Suite aux annonces du 28/10/2020, les événements publics sont annulés à Stereolux du 30 octobre au 1er décembre 2020. Nous revenons vers vous dans les plus brefs délais concernant les modalités de remboursements ou de report de cette date. Merci de votre compréhension.

Festival précurseur (ils n’étaient pas nombreux il y a 23 ans à défendre la création féminine) et aujourd’hui toujours aussi furieusement nécessaire, LFSM s’adapte à la situation pour proposer un plateau curieux et hors piste, mais assis !

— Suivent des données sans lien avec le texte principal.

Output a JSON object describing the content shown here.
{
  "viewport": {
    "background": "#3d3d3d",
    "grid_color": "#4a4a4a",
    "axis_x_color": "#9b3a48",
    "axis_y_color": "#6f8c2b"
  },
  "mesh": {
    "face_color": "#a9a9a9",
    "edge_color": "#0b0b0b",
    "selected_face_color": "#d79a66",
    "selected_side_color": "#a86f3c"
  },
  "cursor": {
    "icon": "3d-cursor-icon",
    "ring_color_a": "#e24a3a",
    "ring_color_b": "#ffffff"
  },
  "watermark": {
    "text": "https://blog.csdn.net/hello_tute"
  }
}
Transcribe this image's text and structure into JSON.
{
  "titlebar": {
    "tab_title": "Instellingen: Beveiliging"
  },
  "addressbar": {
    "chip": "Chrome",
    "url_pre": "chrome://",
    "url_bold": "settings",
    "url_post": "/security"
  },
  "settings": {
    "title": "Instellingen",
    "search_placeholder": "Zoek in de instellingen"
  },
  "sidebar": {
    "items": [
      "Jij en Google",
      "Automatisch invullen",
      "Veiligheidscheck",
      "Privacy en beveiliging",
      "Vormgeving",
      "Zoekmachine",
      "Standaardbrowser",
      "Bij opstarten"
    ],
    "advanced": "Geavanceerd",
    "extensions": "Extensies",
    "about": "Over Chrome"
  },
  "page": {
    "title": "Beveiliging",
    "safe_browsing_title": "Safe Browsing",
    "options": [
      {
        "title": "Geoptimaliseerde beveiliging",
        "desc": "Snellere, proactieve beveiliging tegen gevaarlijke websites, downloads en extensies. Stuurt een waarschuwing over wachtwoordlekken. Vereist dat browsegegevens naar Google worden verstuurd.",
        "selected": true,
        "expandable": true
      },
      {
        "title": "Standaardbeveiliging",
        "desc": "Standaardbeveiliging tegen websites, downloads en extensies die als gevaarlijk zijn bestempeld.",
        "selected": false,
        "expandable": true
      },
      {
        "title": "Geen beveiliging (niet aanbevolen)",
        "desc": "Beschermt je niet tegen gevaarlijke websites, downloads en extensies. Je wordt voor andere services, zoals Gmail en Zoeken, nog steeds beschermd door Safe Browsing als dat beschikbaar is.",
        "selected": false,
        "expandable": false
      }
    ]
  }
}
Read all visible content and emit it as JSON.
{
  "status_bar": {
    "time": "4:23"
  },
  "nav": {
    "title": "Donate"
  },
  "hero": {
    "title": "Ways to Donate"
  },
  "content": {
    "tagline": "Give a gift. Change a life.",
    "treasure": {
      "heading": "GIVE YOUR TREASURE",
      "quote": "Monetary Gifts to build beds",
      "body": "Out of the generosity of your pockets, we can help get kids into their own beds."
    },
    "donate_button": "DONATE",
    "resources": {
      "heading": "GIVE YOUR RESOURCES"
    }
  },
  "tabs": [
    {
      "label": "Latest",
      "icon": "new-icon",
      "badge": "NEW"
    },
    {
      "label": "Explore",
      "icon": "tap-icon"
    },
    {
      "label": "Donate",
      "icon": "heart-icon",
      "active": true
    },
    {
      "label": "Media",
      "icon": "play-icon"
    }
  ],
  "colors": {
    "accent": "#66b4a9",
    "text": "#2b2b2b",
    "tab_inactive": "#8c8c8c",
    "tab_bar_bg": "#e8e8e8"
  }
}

Dans le cadre du Festival Les femmes s’en mêlent, le documentaire Haut les filles de François Armanet sera projeté en salle Maxi lundi 2 novembre à 19h. À la fin de la projection, vous pourrez discuter avec des artistes féminines locales sur leur vision de la place des femmes dans le secteur des musiques actuelles.

LFSM #23

C'était le 8 mars 1997 – ce jour-là naissait un festival bien particulier qui, désireux de promouvoir la scène musicale féminine indépendante, prônait une triple exigence : éclectisme, singularité et itinérance. Festival curieux par nature et par goût, qui suscitait en retour une curiosité souvent mêlée de condescendance, il n'échappa pas aux quolibets mais sut par abnégation faire taire les indélicats et les fâcheux. Aujourd'hui, il peut se targuer d'avoir fait se rencontrer Kim Gordon et Brigitte Fontaine, d'avoir braqué les projecteurs sur Jeanne Added, Christine & The Queens, Austra ou encore Cat Power ; les rires sous cape ont fait place au respect, et sa programmation est toujours aussi pointue. Et, surtout, son militantisme éclairé, ouvert, inclusif à une époque où les clivages se font toujours plus durs et les intransigeances plus irréconciliables, renforce encore sa nécessité.

 

Illustration : Faustine Jacquot

Maud Geffray ft. Laure Brisa (FR)

STILL LIFE (A Tribute To Philip Glass) · Live A/V

Sa récente pièce musicale Still Life, composition pour harpe et synthétiseurs, se veut un hommage à Philip Glass, le maître de la musique répétitive et minimaliste. Pour la tournée qui l'accompagne, la musicienne et DJ nazairienne, autrefois moitié de Scratch Massive, s'est adjoint les services de la harpiste Laure Brisa et du vidéaste Kevin Elamrani-Lince, qui auparavant avait travaillé avec The Pirouettes et Tristesse Contemporaine. Still Life, c'est, dans une large mesure, la continuation logique du très onirique et frigorifique Polaar, composé de facto en Laponie : une inspiration vaste comme un paysage polaire, propice à une sorte de majestueuse cinématique intérieure, au surgissement d'images à l'élégance élégiaque, à une paisible rêverie bleutée parcourue d'inquiétantes tensions – une manière de slow rave, neigeuse et hypnotique.

interview

Silly Boy Blue (FR)

« Silly boy blue, you're a gift from the sun », chantait David quand il n'était pas encore tout à fait Bowie – « you've tried so hard to fly »... Des paroles qui semblent aller comme un legging à celle qui fut la chanteuse de Pegase avant de décider de voler de ses propres ailes. Une heureuse inspiration car, après son EP But You Will, écrit sur le coup d'une rupture amoureuse, et avant un premier et prochain album, la jeune Nantaise Ana Benabdelkarim fait beaucoup parler d'elle : le velours d'une voix évanescente et tout en retenue, la mélancolie aérienne d'une dream pop satinée et étrangement réconfortante, habillant de noir des compositions toutes de vague à l'âme, de questionnement de genres et d'emo culture, d'une honnêteté confondante et d'une pudeur jamais jouée, y sont pour beaucoup – on se gardera toutefois d'exagérer ou de railler une apparente fragilité, tant la jeune femme impose par sa personnalité comme par sa présence scénique : Silly Boy Blue, c'est d'abord l'histoire d'une émancipation, telle que ne l'aurait pas désavouée Bowie.